Dennis McKenna
Alchemeyez Visionary Art Congress is very excited and enthused to welcome as our keynote speaker this year, the ethnobotanist and ethnopharmacology expert, Dr. Dennis McKenna, brother of Terence McKenna, whose original Vision for the Alchemical Arts Conference (1999) was the stimulus for Alchemeyez! His talk will cover a variety of topics and is entitled “Plant / Human Co-Evolution and the Origination of the Human Imagination” and was last given at the National Arts Club!

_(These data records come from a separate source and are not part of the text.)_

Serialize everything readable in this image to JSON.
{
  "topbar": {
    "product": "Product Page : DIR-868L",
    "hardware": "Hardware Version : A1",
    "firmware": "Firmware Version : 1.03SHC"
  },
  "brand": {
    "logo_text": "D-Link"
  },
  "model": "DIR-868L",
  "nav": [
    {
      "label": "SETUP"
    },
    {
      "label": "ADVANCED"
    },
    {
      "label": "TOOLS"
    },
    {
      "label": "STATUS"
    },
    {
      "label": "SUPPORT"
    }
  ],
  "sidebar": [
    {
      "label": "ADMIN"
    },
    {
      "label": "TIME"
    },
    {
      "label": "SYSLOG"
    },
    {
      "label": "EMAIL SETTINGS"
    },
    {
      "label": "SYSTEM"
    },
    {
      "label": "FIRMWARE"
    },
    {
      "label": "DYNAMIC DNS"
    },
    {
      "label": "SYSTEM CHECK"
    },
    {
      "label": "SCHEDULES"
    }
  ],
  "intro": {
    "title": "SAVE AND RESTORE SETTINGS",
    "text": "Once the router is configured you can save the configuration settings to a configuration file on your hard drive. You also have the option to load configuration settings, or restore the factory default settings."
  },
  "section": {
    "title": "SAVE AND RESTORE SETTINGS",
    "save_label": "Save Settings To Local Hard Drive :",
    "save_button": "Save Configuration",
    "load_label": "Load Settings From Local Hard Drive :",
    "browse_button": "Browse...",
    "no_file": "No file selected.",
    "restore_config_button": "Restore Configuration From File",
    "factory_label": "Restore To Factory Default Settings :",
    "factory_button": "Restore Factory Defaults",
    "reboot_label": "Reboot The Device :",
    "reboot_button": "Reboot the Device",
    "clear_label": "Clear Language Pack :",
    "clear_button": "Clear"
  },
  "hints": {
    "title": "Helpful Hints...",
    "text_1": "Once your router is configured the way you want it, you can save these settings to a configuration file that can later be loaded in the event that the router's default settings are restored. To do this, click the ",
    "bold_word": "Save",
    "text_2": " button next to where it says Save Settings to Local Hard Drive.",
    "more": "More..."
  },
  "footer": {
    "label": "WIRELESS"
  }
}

Dennis McKenna’s professional and personal interests are focused on the interdisciplinary study of ethnopharmacology and plant hallucinogens. He received his doctorate in 1984 from the University of British Columbia, where his doctoral research focused on ethnopharmacological investigations of the botany, chemistry, and pharmacology of ayahuasca and oo-koo-he, two orally-active tryptamine-based hallucinogens used by indigenous peoples in the Northwest Amazon. Dr. McKenna received post-doctoral research fellowships in the Laboratory of Clinical Pharmacology, National Institute of Mental Health, and in the Department of Neurology, Stanford University School of Medicine. He joined Shaman Pharmaceuticals as Director of Ethnopharmacology in 1990, and relocated to Minnesota in 1993 to join the Aveda Corporation as Senior Research Pharmacognosist. He joined the faculty of the Center for Spirituality and Healing at the University of Minnesota in 2001. He is a founding board member of the Heffter Research Institute and serves on the advisory board of non-profit organizations in the fields of ethnobotany and botanical medicines. He was a key organizer and participant in the Hoasca Project, an international biomedical study of ayahuasca used by indigenous people and syncretic religious groups in Brasil. He recently completed a project, funded by the Stanley Medical Research Institute, to investigate Amazonian ethnomedicines for the treatment of schizophrenia and cognitive deficits. At the Heffter Research Institute, he continues his focus on the therapeutic uses of psychoactive medicines derived from nature and used in indigenous ethnomedical practices.
This talk will be presented as a free symposium to Alchemeyez Attendees and is not to be missed! Mr. McKenna regularly teaches sold out classes and workshops world-wide on these and other related topics. His appearance at this years Conference is a special Honor!